The DHVA operates 24 hours a day, 7 days a week, allowing students to attend classes online anytime that fits their schedules, Wietecha said.
“If you are in the middle of a project on geometry you don’t have to go to an English class,” she said.
Wietecha added that when the school opened in 2009, it had mixed success, but has expanded each year since and the success rate improved.
“We all learned a great deal,” Wietecha said. “We discovered students do need a lot of support and we added a tutoring program so students can come in every week. Just because the student is going to school online doesn’t mean they don’t need support from the district.”
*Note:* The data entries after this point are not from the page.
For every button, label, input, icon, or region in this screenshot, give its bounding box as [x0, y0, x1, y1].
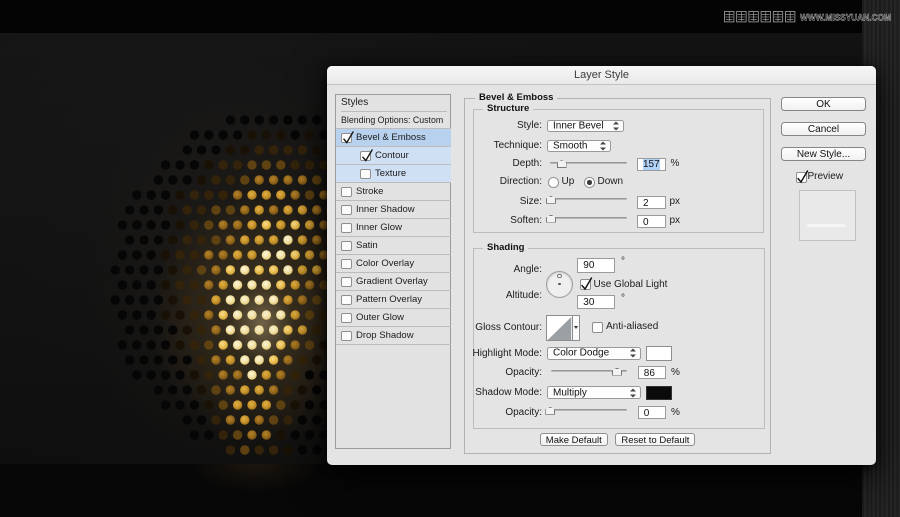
svg-text:WWW.MISSYUAN.COM: WWW.MISSYUAN.COM — [800, 13, 891, 24]
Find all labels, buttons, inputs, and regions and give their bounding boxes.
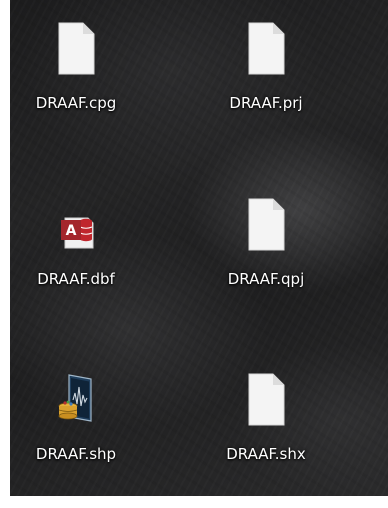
- file-icon-draaf-prj[interactable]: DRAAF.prj: [201, 0, 331, 112]
- file-icon-draaf-cpg[interactable]: DRAAF.cpg: [11, 0, 141, 112]
- file-icon-draaf-shp[interactable]: DRAAF.shp: [11, 351, 141, 463]
- file-name-label: DRAAF.qpj: [227, 270, 305, 288]
- file-name-label: DRAAF.shx: [226, 445, 306, 463]
- svg-text:A: A: [66, 223, 77, 239]
- shapefile-icon: [56, 373, 96, 427]
- file-name-label: DRAAF.prj: [229, 94, 303, 112]
- file-name-label: DRAAF.cpg: [35, 94, 117, 112]
- file-name-label: DRAAF.dbf: [37, 270, 115, 288]
- file-name-label: DRAAF.shp: [35, 445, 117, 463]
- blank-file-icon: [246, 198, 286, 252]
- file-icon-draaf-shx[interactable]: DRAAF.shx: [201, 351, 331, 463]
- blank-file-icon: [246, 22, 286, 76]
- blank-file-icon: [56, 22, 96, 76]
- file-icon-draaf-qpj[interactable]: DRAAF.qpj: [201, 176, 331, 288]
- desktop-background: DRAAF.cpg DRAAF.prj A DRAAF.dbf DRAAF.qp…: [10, 0, 388, 496]
- access-database-icon: A: [56, 198, 96, 252]
- file-icon-draaf-dbf[interactable]: A DRAAF.dbf: [11, 176, 141, 288]
- blank-file-icon: [246, 373, 286, 427]
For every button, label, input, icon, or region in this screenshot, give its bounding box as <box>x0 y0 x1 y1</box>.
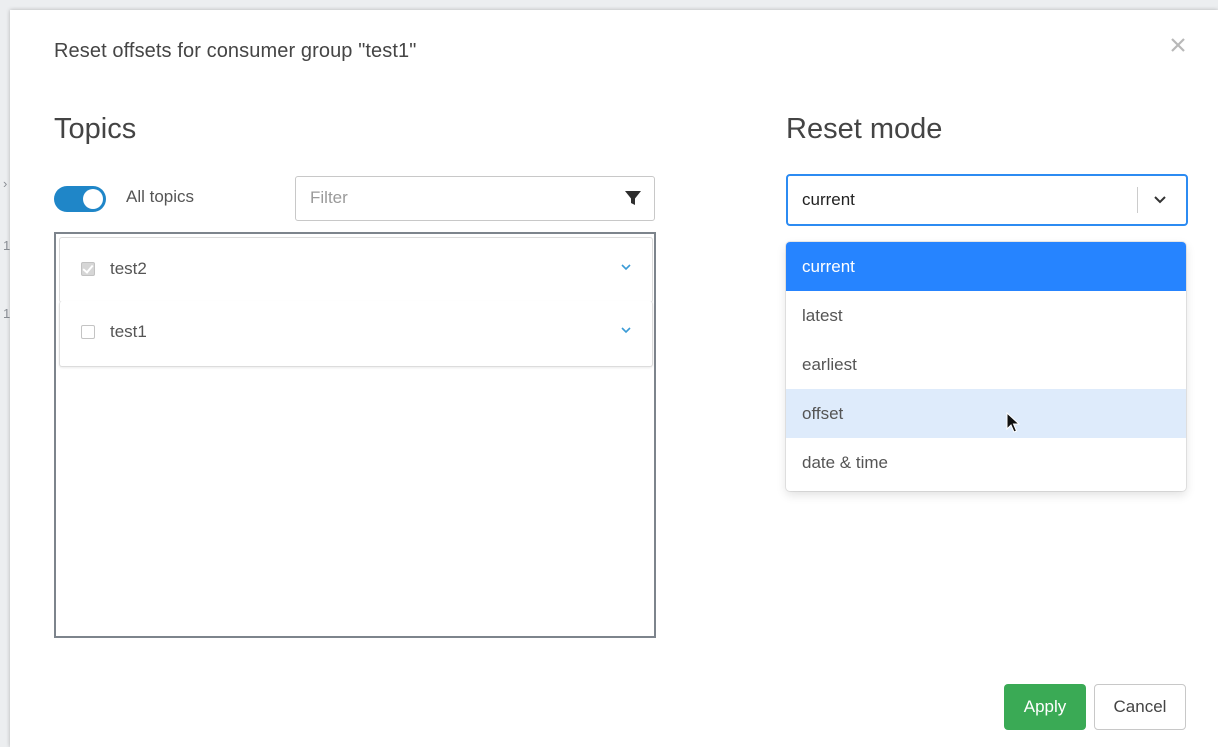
chevron-down-icon[interactable] <box>620 325 632 335</box>
backdrop-mark: › <box>3 176 8 191</box>
topic-name: test2 <box>110 259 147 278</box>
chevron-down-icon[interactable] <box>1153 195 1167 205</box>
option-latest[interactable]: latest <box>786 291 1186 340</box>
topic-checkbox[interactable] <box>81 262 95 276</box>
filter-funnel-icon[interactable] <box>624 189 642 207</box>
apply-button[interactable]: Apply <box>1004 684 1086 730</box>
reset-mode-heading: Reset mode <box>786 113 943 145</box>
filter-box <box>295 176 655 221</box>
topic-row-test2[interactable]: test2 <box>59 237 653 303</box>
topic-row-test1[interactable]: test1 <box>59 301 653 367</box>
reset-mode-select[interactable]: current <box>786 174 1188 226</box>
toggle-knob <box>83 189 103 209</box>
select-value: current <box>802 190 855 209</box>
cancel-button[interactable]: Cancel <box>1094 684 1186 730</box>
reset-mode-menu: current latest earliest offset date & ti… <box>786 242 1186 491</box>
all-topics-toggle[interactable] <box>54 186 106 212</box>
reset-offsets-modal: Reset offsets for consumer group "test1"… <box>10 10 1218 747</box>
option-date-time[interactable]: date & time <box>786 438 1186 487</box>
topics-list: test2 test1 <box>54 232 656 638</box>
option-current[interactable]: current <box>786 242 1186 291</box>
select-separator <box>1137 187 1138 213</box>
topics-heading: Topics <box>54 113 137 145</box>
filter-input[interactable] <box>296 177 610 218</box>
close-icon[interactable] <box>1167 34 1189 56</box>
modal-title: Reset offsets for consumer group "test1" <box>54 40 417 62</box>
topic-name: test1 <box>110 322 147 341</box>
option-earliest[interactable]: earliest <box>786 340 1186 389</box>
chevron-down-icon[interactable] <box>620 262 632 272</box>
topic-checkbox[interactable] <box>81 325 95 339</box>
option-offset[interactable]: offset <box>786 389 1186 438</box>
all-topics-label: All topics <box>126 187 195 206</box>
mouse-pointer-icon <box>1006 412 1020 433</box>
DHVA accepts about 55 students per academic year with some fluctuation in numbers during the year.
DHVA typically turns away between 20 and 30 students each year after enrollment is full, Wietecha said.
By design, DHVA wants to keep enrollment numbers low to help give full attention to students, Wietecha said.
“We have a small staff and we want to be able to monitor and intervene when needed and adequately support (students),” she said.
The students also have one-one-one mentors to help them along, and frequent report card updates that include the parent or guardian on their child’s academic status.
After students are selected for the school, there isn’t allowance for slacking off, Wietecha said.
“Students think it is going to be easy and they get a very rude awakening in the first year,” Wietecha said. “Students need to be self- directed and motivated, they can’t be a procrastinator.
“Online learning is not for every student (so we) make sure they are a good candidate,” she said. “It takes a certain kind of student to be successful in an online learning environment.”